You can implement Map, List, or Set directly without using the library's traits or stores. This gives you complete control over the implementation:

php
use Noctud\Collection\Map\ImmutableMap;

final class MyCustomMap implements ImmutableMap
{
    private array $data = [];

    public function get(mixed $key): mixed
    {
        return $this->data[$key] ?? throw new KeyNotFoundException($key);
    }

    public function getOrNull(mixed $key): mixed
    {
        return $this->data[$key] ?? null;
    }

    // Implement all other Map methods...
    // No stores, no traits — just your own logic
}

This approach is useful when:

  • You need behavior that doesn't fit the trait's assumptions
  • You're wrapping an external data source with its own query API
  • You want maximum control over performance characteristics

The trade-off is that you must implement all interface methods yourself, including filter(), map(), sorted(), and the rest of the collection API.

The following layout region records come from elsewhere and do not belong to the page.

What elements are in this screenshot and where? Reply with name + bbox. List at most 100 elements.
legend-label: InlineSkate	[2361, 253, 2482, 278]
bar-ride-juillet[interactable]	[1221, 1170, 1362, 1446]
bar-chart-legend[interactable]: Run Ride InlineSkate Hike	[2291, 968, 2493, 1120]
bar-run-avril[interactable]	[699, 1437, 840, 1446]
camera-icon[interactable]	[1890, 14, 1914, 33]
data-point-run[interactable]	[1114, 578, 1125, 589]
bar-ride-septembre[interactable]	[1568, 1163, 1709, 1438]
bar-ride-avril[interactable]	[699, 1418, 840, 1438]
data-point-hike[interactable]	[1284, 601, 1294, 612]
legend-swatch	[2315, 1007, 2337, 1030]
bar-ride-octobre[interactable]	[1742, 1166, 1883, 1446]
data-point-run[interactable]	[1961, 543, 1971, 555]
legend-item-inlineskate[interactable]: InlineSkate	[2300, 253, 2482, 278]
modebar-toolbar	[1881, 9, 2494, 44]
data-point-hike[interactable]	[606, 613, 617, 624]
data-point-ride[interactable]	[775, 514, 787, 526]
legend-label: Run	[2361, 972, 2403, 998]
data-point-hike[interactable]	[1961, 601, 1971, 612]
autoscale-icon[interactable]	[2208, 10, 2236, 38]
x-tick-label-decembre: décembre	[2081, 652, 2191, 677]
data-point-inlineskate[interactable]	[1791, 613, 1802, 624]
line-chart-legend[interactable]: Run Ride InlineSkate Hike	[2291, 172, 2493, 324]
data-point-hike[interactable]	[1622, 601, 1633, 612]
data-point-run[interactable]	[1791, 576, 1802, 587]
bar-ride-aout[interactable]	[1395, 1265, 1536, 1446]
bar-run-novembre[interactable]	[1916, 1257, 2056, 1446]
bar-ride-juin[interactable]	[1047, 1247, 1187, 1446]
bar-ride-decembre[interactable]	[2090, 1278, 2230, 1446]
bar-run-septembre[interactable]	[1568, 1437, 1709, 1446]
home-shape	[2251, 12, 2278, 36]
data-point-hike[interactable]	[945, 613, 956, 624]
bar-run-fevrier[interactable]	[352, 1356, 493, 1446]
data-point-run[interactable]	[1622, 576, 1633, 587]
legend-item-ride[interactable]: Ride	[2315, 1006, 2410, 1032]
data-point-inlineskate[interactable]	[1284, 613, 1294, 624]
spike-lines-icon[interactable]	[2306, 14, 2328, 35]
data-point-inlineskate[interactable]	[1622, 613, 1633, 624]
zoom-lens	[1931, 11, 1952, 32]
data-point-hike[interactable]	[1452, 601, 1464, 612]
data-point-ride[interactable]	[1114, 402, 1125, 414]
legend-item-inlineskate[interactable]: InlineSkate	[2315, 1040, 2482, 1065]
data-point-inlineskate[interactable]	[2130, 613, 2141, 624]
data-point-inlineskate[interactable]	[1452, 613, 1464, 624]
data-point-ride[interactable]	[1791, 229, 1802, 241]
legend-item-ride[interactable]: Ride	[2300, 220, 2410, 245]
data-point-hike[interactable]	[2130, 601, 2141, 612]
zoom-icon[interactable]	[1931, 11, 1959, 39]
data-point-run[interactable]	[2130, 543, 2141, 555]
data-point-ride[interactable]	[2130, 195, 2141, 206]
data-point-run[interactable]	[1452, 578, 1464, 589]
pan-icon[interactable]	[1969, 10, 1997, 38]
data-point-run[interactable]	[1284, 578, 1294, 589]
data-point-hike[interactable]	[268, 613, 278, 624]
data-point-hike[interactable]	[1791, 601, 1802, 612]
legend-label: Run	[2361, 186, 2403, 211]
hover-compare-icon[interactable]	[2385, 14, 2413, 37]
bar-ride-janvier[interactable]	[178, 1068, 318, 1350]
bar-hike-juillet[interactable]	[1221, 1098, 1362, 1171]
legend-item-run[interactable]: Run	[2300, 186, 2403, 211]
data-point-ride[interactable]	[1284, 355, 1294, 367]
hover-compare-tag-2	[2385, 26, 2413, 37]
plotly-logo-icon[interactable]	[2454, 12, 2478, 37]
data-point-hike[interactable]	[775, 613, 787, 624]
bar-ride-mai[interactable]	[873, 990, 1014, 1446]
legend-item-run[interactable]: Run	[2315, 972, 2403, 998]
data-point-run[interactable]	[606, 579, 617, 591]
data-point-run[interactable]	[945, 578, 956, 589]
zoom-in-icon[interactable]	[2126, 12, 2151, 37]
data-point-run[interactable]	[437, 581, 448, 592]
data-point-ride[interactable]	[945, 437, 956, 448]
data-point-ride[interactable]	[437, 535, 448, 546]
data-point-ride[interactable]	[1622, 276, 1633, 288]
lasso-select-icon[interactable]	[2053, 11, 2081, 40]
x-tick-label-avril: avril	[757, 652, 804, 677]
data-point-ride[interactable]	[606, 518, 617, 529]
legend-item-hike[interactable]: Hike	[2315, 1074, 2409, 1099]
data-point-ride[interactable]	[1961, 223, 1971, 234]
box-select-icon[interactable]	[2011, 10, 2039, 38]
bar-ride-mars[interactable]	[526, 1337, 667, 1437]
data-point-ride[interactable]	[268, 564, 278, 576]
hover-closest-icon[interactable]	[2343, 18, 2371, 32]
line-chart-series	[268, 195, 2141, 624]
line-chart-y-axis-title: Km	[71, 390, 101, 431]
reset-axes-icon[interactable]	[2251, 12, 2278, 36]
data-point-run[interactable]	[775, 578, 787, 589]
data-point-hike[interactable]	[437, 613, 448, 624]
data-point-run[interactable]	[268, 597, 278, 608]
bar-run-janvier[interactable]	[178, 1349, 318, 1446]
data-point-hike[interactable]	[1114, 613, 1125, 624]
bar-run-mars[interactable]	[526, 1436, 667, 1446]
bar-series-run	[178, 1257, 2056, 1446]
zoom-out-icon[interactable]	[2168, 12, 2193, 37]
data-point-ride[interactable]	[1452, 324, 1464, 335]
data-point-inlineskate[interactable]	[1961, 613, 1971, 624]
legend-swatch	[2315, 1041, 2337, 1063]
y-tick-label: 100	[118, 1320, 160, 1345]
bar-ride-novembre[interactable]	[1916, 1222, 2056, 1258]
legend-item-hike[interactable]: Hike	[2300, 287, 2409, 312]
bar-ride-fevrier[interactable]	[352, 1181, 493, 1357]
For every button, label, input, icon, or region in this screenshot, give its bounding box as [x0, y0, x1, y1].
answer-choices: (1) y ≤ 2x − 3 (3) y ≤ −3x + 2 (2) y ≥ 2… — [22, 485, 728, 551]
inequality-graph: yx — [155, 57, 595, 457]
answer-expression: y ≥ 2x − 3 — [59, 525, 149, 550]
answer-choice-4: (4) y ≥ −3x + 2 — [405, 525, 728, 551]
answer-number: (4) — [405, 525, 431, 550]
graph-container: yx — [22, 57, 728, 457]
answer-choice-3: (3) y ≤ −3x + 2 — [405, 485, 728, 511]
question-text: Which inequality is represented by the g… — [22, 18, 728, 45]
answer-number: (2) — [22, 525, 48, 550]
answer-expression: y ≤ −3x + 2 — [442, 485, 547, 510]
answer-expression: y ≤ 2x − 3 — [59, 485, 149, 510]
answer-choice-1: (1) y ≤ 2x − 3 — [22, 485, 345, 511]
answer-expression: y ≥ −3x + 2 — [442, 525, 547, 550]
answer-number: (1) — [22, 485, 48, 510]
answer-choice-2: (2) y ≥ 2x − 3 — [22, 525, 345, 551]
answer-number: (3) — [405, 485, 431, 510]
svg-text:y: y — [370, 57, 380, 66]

Store Interfaces (Reference)

For completeness, here's the store interface hierarchy used internally by the logic traits:

ReadOnlyElementStore         → count, contains, iterate
├── ReadWriteElementStore    → + add, remove, clear

ReadOnlyIndexedStore      → count, get, iterate
├── ReadWriteIndexedStore → + set, add, remove, clear

KeyValueStore             → count, get, has, put, remove, clear, iterate

These are internal implementation details. Most users will never need to interact with them directly — they exist to support the logic traits and allow swapping storage backends while keeping the same collection behavior.